Sometime in the middle of the night, I got sick. Then the wife got sick. Together, we began to make that walk to the outhouse. I don’t recall holding hands, but I do remember standing in front of the outhouse — the rain falling in buckets, the wife doubled over — and thinking we both could use a vacation.

We got three rooms at a Holiday Inn somewhere in Iowa. No one wanted to leave the hotel. I think it was the toilets. But, it was on to Chicago, which meant stopping to see relatives, and everyone was already queasy. We were served charcoal-cooked hamburgers, and the wife’s brother began shooting off fireworks within feet of the RV. But no one in the family seemed too concerned about the RV going up in flames.

When we arrived in Louisville, we took three rooms for three nights at a Marriott Residence Inn. The baby and I went swimming. She’s a very good listener, nothing like her mother.

We returned to the hotel, where I walked in to find everyone gathered in a back bedroom plotting an overthrow. They said they could not get back into that RV. We still had half the trip to go. They took a cab to the airport the next morning after I purchased tickets for the two daughters, the son-in-law and the baby. The son-in-law left behind a case of cold beer, making it clear how badly he wanted to leave.

The wife agreed to stay and finish the trip. She’s now referred to in the family as “the saint.”

We spent a good deal of time together in Kansas, noting that the highway sign at Exit 144 indicated there were “0” attractions. About the only things you see in Kansas are the “adult stores” every few exits. And here I was stuck with a saint.
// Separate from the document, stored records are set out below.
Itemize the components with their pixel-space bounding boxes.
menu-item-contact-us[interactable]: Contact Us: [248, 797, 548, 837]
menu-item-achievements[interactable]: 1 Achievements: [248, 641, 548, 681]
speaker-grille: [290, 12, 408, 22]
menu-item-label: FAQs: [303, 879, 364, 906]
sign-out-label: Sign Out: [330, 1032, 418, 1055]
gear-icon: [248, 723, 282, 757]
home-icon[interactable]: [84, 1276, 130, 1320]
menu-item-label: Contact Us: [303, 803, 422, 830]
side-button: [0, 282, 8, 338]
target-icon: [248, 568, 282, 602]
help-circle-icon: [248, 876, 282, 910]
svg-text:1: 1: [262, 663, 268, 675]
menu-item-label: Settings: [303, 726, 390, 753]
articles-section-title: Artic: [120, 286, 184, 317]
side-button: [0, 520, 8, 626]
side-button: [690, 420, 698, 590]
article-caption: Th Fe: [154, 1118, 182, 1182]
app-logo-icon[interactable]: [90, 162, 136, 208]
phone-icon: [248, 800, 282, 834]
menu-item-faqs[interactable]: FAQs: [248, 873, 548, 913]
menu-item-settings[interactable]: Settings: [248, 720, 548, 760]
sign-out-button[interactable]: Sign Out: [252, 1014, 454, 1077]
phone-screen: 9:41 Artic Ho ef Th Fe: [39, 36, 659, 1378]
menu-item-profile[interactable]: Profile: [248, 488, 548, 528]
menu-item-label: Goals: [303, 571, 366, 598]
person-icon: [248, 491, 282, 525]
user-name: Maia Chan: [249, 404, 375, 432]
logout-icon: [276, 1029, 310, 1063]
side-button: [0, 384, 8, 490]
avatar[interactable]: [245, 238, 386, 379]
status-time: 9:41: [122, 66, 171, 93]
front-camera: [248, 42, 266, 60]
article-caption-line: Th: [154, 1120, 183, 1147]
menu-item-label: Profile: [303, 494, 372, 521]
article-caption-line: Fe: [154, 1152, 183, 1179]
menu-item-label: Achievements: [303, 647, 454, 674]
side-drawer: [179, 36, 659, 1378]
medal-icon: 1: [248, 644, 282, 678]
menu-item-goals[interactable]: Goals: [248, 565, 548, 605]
We pulled into Denver, the two weeks complete, calling ahead for a cab so we could get to the airport quickly.

“Howdy, folks,” the cabdriver said. “I’m about to run out of gas. If you don’t mind, we’ll have to stop.”

A few minutes later, he made the wrong turn, into a construction zone with guys waving flags, three lanes merging into one, the traffic moving herky-jerky in spurts, and I laughed.

I just knew that if I hung in there, this vacation would turn out to be fun.

We returned to the hotel, where I walked in to find everyone gathered in a back bedroom plotting an overthrow.